Mayıs ayı, İzmir'de normalde bol yağışlarla geçmesi gereken bir dönemdir. Ancak 2023 yılı itibarıyla bu ay sadece 6 gün yağmur yağması, bu güzel Ege şehrinin su kaynaklarını gözle görülür şekilde tehdit ediyor. Uzmanlar, bu durumun tarım, içme suyu temini ve genel ekosistem üzerindeki olumsuz etkilerine dikkat çekiyor.
İzmir ve çevresindeki barajlarda su seviyesi son yılların en düşük seviyelerine geriledi. Geçtiğimiz Mayıs ayında, Meteoroloji Genel Müdürlüğü verilerine göre, yağışlı gün sayısı 6 ile sınırlı kaldı ve toplam yağış miktarı, ortalamanın çok altında gerçekleşti. Özellikle Çamlı, Ödemiş ve Gödence barajları gibi kritik su kaynaklarının doluluk oranları, çiftçilerin endişe duymasına neden oldu. Bu barajların doluluk oranı yılın bu döneminde normalde yüzde 60-70 aralığında olurken, bu yıl bu oran yüzde 30'ların altına düştü.

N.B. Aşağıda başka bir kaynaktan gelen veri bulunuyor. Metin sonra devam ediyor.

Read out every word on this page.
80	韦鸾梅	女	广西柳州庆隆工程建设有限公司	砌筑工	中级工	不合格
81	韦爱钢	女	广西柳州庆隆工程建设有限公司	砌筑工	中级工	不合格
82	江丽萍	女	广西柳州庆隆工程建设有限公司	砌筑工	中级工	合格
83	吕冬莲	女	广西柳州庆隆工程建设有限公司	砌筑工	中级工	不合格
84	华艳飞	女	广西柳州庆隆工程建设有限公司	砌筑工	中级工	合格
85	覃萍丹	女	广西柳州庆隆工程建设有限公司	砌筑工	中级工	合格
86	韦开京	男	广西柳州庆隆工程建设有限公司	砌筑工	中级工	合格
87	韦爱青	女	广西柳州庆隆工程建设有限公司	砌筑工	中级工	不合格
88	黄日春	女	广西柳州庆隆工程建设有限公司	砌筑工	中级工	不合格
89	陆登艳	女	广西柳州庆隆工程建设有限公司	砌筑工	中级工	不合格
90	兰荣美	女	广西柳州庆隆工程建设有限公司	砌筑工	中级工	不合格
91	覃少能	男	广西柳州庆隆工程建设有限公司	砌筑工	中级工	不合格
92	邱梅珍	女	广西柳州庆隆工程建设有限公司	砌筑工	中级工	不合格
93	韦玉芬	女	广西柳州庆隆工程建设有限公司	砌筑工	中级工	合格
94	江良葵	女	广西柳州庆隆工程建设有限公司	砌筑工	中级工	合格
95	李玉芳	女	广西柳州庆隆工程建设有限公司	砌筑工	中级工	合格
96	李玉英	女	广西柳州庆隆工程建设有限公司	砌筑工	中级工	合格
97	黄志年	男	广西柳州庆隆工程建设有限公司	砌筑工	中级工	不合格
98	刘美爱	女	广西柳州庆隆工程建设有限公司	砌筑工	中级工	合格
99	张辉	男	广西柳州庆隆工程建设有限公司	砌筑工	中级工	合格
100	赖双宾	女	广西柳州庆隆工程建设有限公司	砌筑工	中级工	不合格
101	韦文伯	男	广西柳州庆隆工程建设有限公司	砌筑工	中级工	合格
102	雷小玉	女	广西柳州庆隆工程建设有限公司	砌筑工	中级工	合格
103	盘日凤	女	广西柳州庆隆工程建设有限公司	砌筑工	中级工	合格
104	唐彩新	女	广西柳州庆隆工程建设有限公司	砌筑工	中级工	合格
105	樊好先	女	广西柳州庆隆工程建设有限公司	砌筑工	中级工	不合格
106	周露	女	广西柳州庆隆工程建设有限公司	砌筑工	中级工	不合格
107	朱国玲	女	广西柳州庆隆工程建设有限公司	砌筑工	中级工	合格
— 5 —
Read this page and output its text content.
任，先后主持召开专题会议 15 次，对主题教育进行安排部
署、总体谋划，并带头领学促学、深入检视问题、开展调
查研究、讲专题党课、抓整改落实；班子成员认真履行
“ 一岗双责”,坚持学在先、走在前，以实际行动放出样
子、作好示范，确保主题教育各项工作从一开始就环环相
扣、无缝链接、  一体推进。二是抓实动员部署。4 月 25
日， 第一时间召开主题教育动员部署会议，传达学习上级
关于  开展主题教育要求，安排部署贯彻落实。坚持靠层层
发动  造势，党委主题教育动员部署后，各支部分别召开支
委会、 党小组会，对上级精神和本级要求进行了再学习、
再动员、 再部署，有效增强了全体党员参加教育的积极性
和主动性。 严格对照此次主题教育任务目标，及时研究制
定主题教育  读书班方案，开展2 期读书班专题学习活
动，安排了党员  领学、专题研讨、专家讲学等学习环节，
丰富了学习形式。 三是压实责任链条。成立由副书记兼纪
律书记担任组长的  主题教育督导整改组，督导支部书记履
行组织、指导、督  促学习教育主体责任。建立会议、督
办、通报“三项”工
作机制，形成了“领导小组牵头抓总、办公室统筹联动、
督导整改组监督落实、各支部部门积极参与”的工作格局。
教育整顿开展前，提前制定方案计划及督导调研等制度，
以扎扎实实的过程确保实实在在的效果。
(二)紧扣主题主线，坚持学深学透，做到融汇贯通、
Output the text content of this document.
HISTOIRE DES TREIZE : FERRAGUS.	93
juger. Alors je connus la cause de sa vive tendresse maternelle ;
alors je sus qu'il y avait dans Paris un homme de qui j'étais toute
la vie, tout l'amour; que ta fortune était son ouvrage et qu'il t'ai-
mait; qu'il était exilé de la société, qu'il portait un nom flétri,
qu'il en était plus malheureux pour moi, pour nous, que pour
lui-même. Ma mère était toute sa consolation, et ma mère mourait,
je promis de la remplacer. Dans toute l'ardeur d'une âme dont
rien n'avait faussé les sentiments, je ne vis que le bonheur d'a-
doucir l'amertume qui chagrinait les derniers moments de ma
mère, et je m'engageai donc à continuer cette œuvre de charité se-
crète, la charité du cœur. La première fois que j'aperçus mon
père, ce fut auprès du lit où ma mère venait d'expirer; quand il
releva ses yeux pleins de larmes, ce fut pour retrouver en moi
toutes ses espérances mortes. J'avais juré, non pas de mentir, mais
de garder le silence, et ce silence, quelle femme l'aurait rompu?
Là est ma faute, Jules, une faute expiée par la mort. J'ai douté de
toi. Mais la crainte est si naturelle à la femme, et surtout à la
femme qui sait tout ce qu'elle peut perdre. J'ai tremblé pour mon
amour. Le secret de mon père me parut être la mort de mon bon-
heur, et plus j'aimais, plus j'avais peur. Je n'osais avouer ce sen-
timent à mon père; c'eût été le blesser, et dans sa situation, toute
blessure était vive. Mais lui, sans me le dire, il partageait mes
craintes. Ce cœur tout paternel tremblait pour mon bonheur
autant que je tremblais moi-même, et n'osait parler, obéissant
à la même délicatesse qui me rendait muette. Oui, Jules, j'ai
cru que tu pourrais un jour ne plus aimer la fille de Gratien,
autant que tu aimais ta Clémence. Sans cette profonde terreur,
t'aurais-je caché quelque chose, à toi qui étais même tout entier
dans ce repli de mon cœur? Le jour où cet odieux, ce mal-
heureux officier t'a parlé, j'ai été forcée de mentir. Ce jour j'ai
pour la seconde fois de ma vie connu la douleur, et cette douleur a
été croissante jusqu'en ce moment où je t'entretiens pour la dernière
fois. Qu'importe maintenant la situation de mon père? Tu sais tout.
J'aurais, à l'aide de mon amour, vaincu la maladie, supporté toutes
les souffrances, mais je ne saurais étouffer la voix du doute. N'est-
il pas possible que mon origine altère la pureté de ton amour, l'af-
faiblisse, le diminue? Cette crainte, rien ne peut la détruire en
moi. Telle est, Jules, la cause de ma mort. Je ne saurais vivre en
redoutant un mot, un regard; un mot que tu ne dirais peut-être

Tarım uzmanları, bu durumun tarımsal sulama için yeterli su bulunamaması riskini artırdığını belirtiyor. İzmir, tarım açısından önemli bir şehir olduğu için bu durum, hem çiftçiler hem de tüketiciler için büyük bir sorun oluşturabilir. Üretim kapasitesinin azalması, gıda fiyatlarının artmasına ve oyuncular arasında mal temininde sıkıntılara yol açması muhtemel.
Uzmanlar, bu tür hava olaylarının artmasının temel nedenlerinden birinin iklim değişikliği olduğunu vurguluyor. İklim modellemeleri, kuraklık dönemlerinin daha sık yaşanacağını gösteriyor. Mayıs ayındaki sağanak yağışlardan yoksun kalmak, sadece mevcut su kaynaklarının azalmasına değil, aynı zamanda kırsal ekonominin de olumsuz etkilenmesine neden olabilir. Uzmanlar, bu duruma çözüm olarak su tasarrufu yöntemlerinin uygulanmasını ve su yönetiminin daha etkili bir şekilde gerçekleştirilmesini öneriyor.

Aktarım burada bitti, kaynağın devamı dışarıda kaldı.